For example, the XHTML 1.0 specification presents the Document Type Declaration for the Strict DTD as:
<!DOCTYPE html PUBLIC "-//W3C//DTD XHTML 1.0 Strict//EN" "DTD/xhtml1-strict.dtd">
Since the XHTML 1.0 specification is stored at http://www.w3.org/TR/xhtml1, the relative URL is acceptable in this context. However, since most documents created using XHTML won't be stored on the W3C's servers, developers should use:
<!DOCTYPE html PUBLIC "-//W3C//DTD XHTML 1.0 Strict//EN" "http://www.w3.org/TR/xhtml1/DTD/xhtml1-strict.dtd">
Similarly, the DOCTYPE declaration for the Transitional DTD should be:
<!DOCTYPE html PUBLIC "-//W3C//DTD XHTML 1.0 Transitional//EN" "http://www.w3.org/TR/xhtml1/DTD/xhtml1-transitional.dtd">
And the DOCTYPE declaration for the Frameset DTD should be:
<!DOCTYPE html PUBLIC "-//W3C//DTD XHTML 1.0 Frameset//EN" "http://www.w3.org/TR/xhtml1/DTD/xhtml1-frameset.dtd">
If you examine the DTDs, this information is provided in the opening comments.
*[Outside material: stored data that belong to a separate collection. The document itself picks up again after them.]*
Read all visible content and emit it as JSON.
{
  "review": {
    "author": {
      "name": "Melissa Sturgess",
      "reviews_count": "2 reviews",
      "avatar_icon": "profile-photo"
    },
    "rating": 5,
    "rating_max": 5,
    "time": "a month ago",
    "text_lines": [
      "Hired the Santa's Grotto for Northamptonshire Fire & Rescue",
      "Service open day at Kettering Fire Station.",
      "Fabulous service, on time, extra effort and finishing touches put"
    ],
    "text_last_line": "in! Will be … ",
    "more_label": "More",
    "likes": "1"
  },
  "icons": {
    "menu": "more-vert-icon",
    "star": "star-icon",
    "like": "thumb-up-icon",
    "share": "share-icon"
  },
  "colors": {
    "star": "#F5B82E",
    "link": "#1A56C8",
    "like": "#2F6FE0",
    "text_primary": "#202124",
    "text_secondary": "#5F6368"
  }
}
Each DTD has a public identifier, which provides a network-independent way for software to identify the DTD, as well as a system identifier, the URL for reaching a copy of the DTD.
Whitespace in the DOCTYPE Declaration outside of the quoted contents will be normalized by the parser, so you can put this declaration on a single line or multiple lines as you find convenient.